EVERETT, Wash. -- The Federal Emergency Management Agency (FEMA) and the Washington Emergency Management Division are working to identify the small percentage of disaster assistance applicants who try to cash in on the misfortune of others.

"As of last Friday, state and federal agencies have paid out nearly $3.5 million in grants and loans to October storm and flood disaster victims, including over $2 million in grants for uninsured losses for individuals and homeowners," said Diane Offord, state coordinating official for the October flood disaster. "Managing a multi-million dollar disaster program always means walking a fine line between bringing speedy service to those who need it and ensuring that taxpayer dollars are not misused."

"A number of methods are used to detect fraud," said Anthony Russell, federal coordinating officer. "An automated system cross-checks information with other agencies and insurance companies to weed out duplicate applications. Field inspections are then conducted to verify losses and damages."

Making false statements to a FEMA inspector is a prosecutable offense under Title 18 of the United States Code. Potential cases of fraud or misuse are referred to the U.S. Justice Department for prosecution. Penalties for felony offenses can be severe.

People who made a mistake when reporting damage or may have misrepresented their losses have the opportunity to cancel their claim. Individuals may call the Helpline at 1-800-621-FEMA (3362) or TTY: 1-800-462-7585 (for the speech and hearing impaired) to withdraw or correct an application and prevent prosecution.

If you know anyone who has filed false damage claims or is perpetrating any other disaster-related fraud you may report the incident to the Department of Homeland Security Inspector General Fraud Hotline at 1-800-323-8603.

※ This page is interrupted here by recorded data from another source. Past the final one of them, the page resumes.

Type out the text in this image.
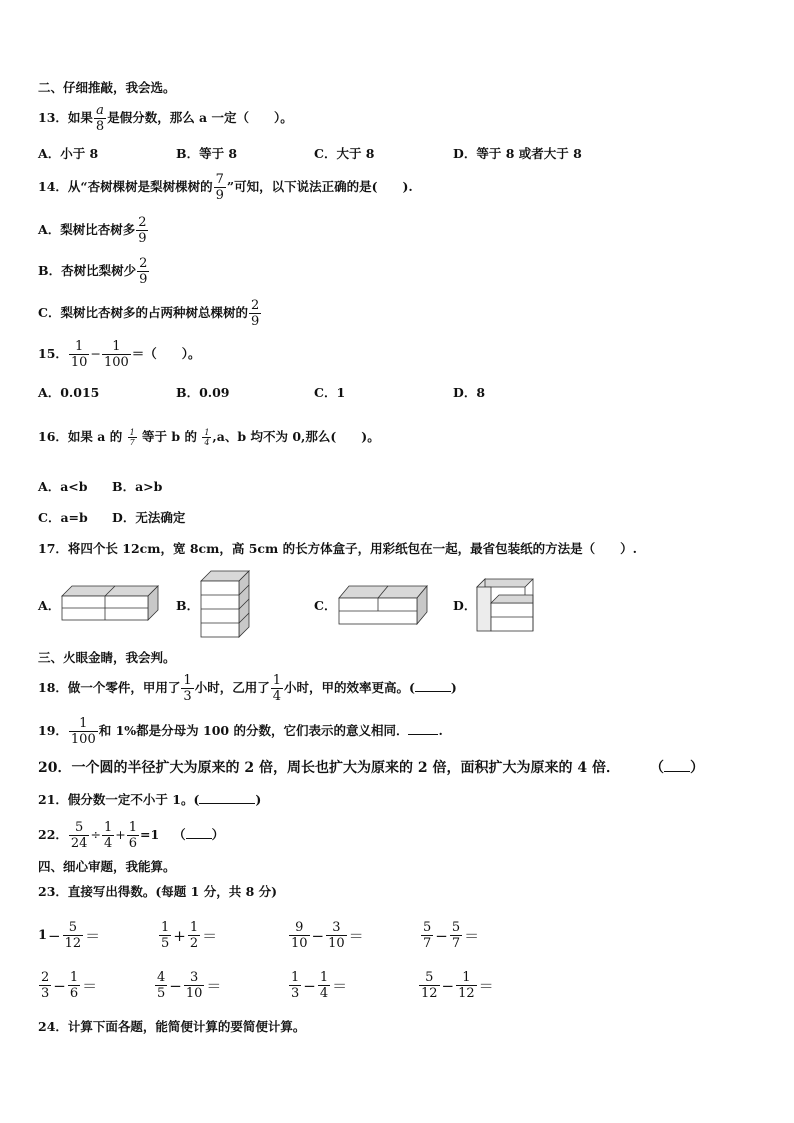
二、仔细推敲，我会选。
13．如果 $\frac{a}{8}$ 是假分数，那么 a 一定（　　）。
A．小于 8	B．等于 8	C．大于 8	D．等于 8 或者大于 8
14．从“杏树棵树是梨树棵树的 $\frac{7}{9}$ ”可知，以下说法正确的是(　　).
A．梨树比杏树多 $\frac{2}{9}$
B．杏树比梨树少 $\frac{2}{9}$
C．梨树比杏树多的占两种树总棵树的 $\frac{2}{9}$
15． $\frac{1}{10} - \frac{1}{100}$ ＝（　　）。
A．0.015	B．0.09	C．1	D．8
16．如果 a 的 $\frac{1}{7}$ 等于 b 的 $\frac{1}{4} ,a$、b 均不为 0,那么(　　)。
A．a<b B．a>b
C．a=b D．无法确定
17．将四个长 12cm，宽 8cm，高 5cm 的长方体盒子，用彩纸包在一起，最省包装纸的方法是（　　）.
A．	B．	C．	D．
三、火眼金睛，我会判。
18．做一个零件，甲用了 $\frac{1}{3}$ 小时，乙用了 $\frac{1}{4}$ 小时，甲的效率更高。(	)
19． $\frac{1}{100}$ 和 1%都是分母为 100 的分数，它们表示的意义相同． .
20．一个圆的半径扩大为原来的 2 倍，周长也扩大为原来的 2 倍，面积扩大为原来的 4 倍． （ ）
21．假分数一定不小于 1。(	)
22． $\frac{5}{24} \div \frac{1}{4} + \frac{1}{6} =1$ （ ）
四、细心审题，我能算。
23．直接写出得数。(每题 1 分，共 8 分)
$1- \frac{5}{12}$ ＝	$\frac{1}{5} + \frac{1}{2}$ ＝	$\frac{9}{10} - \frac{3}{10}$ ＝	$\frac{5}{7} - \frac{5}{7}$ ＝
$\frac{2}{3} - \frac{1}{6}$ ＝	$\frac{4}{5} - \frac{3}{10}$ ＝	$\frac{1}{3} - \frac{1}{4}$ ＝	$\frac{5}{12} - \frac{1}{12}$ ＝
24．计算下面各题，能简便计算的要简便计算。
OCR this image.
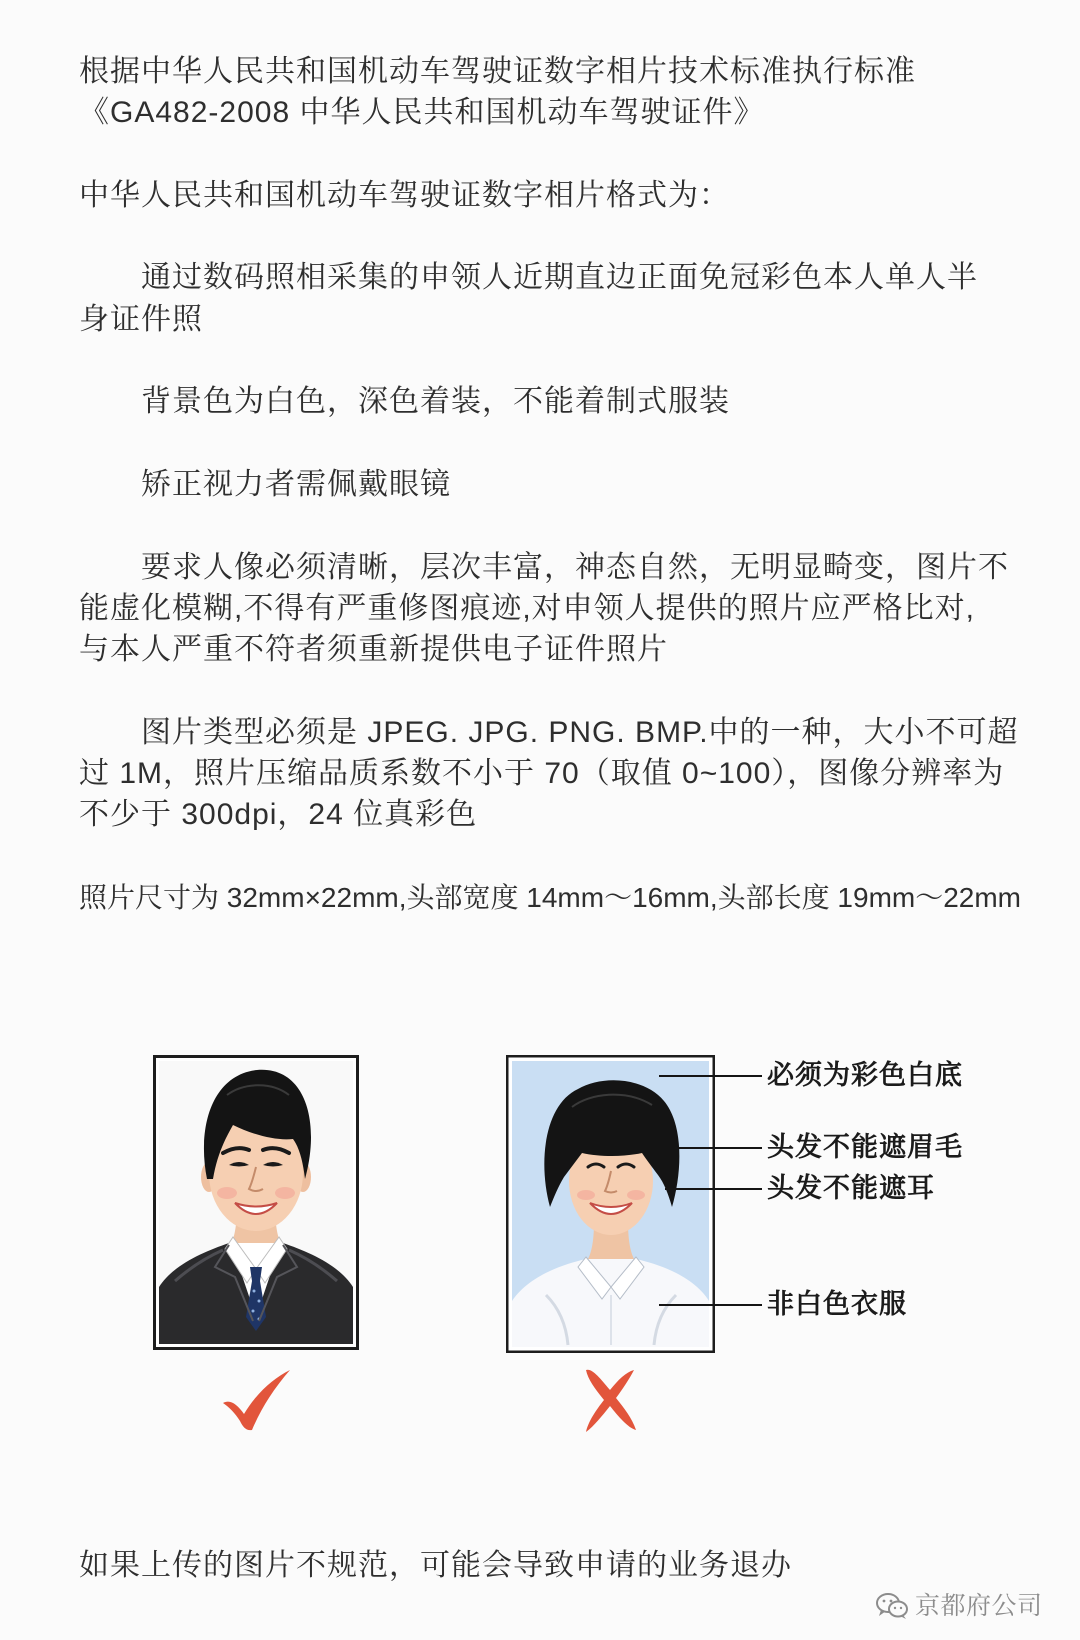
根据中华人民共和国机动车驾驶证数字相片技术标准执行标准
《GA482-2008 中华人民共和国机动车驾驶证件》
中华人民共和国机动车驾驶证数字相片格式为：
通过数码照相采集的申领人近期直边正面免冠彩色本人单人半
身证件照
背景色为白色，深色着装，不能着制式服装
矫正视力者需佩戴眼镜
要求人像必须清晰，层次丰富，神态自然，无明显畸变，图片不
能虚化模糊,不得有严重修图痕迹,对申领人提供的照片应严格比对,
与本人严重不符者须重新提供电子证件照片
图片类型必须是 JPEG. JPG. PNG. BMP.中的一种，大小不可超
过 1M，照片压缩品质系数不小于 70（取值 0~100），图像分辨率为
不少于 300dpi，24 位真彩色
照片尺寸为 32mm×22mm,头部宽度 14mm～16mm,头部长度 19mm～22mm
必须为彩色白底
头发不能遮眉毛
头发不能遮耳
非白色衣服
如果上传的图片不规范，可能会导致申请的业务退办
京都府公司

The U.S. Small Business Administration (SBA) is the federal government's primary source of money for the long term rebuilding of disaster damaged private property. SBA helps homeowners, renters, businesses of all sizes and private, nonprofit organizations fund repairs or rebuilding efforts, and cover the cost of replacing lost or disaster damaged personal property. These disaster loans cover uninsured or uncompensated losses and do not duplicate benefits of other agencies or organizations.

On March 1, 2003, FEMA became part of the U.S. Department of Homeland Security. FEMA's continuing mission within the new department is to lead the effort to prepare the nation for all hazards and effectively manage federal response and recovery efforts following any national incident. FEMA also initiates proactive mitigation activities, trains first responders, and manages the National Flood Insurance Program and the U.S. Fire Administration.